When I was a kid, I were amazed by the stories my mom could tell about spirits and the here after. It always sounded so magical and it made me feel like I was smarter than the other kids. Not that I was better at math or spelling. But like I understood more about life, was wiser in a way. Now I’ve in some transition of growing up (like you can read about in Forever Young) I’m letting some stuff go.
But it was not until my mom and I discussed some things about our horse, that this subject popped into my mind. Our horse has some stuff going on that we’re trying to fix. Because my mom is spiritual.. That’s, right. A horse whisperer has visited our galloping friend already once. And now my mom is getting some one else to ‘talk’ with him. Not the first one didn’t got any answers. But that was already a long time ago, and now they’re trying to figure out if he wants to talk about something specific he at first didn’t want to talk about. When I watched him one a day last week when he was eating. I thought out of the blue; how the hell can someone read a horse his mind?

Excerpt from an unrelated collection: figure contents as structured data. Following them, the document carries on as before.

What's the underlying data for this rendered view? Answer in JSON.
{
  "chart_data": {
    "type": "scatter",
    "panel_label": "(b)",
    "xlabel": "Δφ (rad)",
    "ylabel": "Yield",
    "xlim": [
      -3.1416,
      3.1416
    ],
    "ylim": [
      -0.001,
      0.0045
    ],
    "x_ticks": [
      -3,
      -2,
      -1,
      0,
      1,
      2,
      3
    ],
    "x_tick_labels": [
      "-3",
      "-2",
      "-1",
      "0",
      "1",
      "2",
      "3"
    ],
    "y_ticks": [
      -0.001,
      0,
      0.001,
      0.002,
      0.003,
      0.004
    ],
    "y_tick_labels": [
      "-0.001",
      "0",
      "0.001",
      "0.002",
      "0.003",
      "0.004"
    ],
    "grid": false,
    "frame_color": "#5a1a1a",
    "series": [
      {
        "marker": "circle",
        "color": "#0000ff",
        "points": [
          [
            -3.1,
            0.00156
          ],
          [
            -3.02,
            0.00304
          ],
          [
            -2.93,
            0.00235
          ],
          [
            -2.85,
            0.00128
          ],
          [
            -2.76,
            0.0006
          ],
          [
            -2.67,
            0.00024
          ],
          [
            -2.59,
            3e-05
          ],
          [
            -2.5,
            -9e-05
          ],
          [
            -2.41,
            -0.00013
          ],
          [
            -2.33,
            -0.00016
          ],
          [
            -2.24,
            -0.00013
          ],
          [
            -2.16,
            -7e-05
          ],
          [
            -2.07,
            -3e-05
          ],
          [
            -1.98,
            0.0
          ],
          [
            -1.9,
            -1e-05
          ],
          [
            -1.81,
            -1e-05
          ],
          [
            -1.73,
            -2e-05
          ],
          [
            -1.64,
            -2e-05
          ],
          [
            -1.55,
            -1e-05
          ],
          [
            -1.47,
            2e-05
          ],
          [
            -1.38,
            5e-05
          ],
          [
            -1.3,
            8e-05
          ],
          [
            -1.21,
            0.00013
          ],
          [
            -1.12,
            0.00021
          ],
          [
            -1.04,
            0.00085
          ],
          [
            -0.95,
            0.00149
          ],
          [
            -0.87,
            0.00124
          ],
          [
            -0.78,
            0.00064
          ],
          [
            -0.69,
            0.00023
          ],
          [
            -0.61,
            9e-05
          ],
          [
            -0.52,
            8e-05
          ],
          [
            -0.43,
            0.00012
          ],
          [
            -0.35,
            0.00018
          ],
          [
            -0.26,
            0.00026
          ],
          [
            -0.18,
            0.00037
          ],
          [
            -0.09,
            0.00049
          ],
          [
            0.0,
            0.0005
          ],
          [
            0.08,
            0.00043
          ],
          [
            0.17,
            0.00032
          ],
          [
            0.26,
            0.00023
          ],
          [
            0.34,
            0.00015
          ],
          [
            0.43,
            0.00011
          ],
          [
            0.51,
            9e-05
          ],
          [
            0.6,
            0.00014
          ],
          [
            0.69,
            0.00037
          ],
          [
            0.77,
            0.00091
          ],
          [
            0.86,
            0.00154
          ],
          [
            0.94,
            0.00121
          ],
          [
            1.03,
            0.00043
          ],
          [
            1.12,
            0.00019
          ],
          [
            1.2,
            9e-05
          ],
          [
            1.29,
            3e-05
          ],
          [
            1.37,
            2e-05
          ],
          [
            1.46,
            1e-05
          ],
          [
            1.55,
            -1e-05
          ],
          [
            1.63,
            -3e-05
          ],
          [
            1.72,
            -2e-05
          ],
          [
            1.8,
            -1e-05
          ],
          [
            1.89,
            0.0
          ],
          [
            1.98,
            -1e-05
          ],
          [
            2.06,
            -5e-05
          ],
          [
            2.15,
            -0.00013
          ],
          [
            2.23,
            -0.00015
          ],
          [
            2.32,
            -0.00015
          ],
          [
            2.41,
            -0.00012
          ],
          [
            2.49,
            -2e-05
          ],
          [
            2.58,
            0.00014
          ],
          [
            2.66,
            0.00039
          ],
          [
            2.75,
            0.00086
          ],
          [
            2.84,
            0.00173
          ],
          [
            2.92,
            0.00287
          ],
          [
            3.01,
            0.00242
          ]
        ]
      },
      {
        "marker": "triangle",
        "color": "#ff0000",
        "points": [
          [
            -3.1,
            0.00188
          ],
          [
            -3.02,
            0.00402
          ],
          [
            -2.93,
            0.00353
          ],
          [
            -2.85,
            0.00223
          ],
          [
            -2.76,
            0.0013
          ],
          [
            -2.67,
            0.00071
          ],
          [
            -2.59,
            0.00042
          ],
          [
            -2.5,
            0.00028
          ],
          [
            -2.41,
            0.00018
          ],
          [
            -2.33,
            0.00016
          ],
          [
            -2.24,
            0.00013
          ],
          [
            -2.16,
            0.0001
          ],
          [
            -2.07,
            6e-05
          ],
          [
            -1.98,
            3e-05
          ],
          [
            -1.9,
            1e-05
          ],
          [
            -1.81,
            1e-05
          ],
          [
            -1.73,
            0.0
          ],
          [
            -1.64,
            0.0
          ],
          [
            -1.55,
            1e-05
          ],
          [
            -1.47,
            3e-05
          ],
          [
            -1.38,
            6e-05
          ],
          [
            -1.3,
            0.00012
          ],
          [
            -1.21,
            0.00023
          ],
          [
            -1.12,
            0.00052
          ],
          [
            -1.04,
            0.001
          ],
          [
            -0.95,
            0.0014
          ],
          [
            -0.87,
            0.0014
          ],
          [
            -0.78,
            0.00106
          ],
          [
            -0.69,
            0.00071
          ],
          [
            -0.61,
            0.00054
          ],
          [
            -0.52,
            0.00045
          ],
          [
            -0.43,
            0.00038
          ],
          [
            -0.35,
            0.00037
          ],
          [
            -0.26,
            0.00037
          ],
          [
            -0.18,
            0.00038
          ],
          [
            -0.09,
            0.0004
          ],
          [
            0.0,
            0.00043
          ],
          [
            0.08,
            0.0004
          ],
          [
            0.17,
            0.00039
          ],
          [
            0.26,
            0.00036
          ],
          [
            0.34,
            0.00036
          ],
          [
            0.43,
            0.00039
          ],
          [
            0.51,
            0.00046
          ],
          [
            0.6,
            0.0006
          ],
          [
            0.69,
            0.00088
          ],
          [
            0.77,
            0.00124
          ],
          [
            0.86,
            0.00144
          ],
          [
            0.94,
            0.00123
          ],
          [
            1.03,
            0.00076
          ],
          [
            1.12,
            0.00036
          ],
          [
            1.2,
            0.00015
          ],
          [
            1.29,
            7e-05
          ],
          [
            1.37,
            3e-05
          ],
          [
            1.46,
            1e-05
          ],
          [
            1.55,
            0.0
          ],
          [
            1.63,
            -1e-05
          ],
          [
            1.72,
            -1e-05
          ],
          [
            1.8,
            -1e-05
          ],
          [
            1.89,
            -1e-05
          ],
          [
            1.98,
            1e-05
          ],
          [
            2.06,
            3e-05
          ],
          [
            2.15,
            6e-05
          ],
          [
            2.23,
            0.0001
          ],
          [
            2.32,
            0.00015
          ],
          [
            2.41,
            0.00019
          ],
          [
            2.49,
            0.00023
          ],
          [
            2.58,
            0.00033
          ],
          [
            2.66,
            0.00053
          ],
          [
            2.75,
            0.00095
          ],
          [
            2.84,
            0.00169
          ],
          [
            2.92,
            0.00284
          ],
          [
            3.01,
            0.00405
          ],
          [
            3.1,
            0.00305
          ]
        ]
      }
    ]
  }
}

Suddenly I was in disbelief of the power of the mind. And the whole communicating on spiritual level. I cant wrap my mind about the whole idea anymore. Because what we know of our horse now could all be not true for all that matters. And what has kept me busy is that I’m wondering how I so suddenly lost my religion. Is it a part of the growing up process. Disconnecting from my parents, as how they raised me. Old enough to choose my own beliefs? Or is it something more personal? I yet have to figure this one out yet (I still blame the amount of coffee). So for now I’ll put my faith in what I think or what I can do.
My name is Lynn and I belief in myself.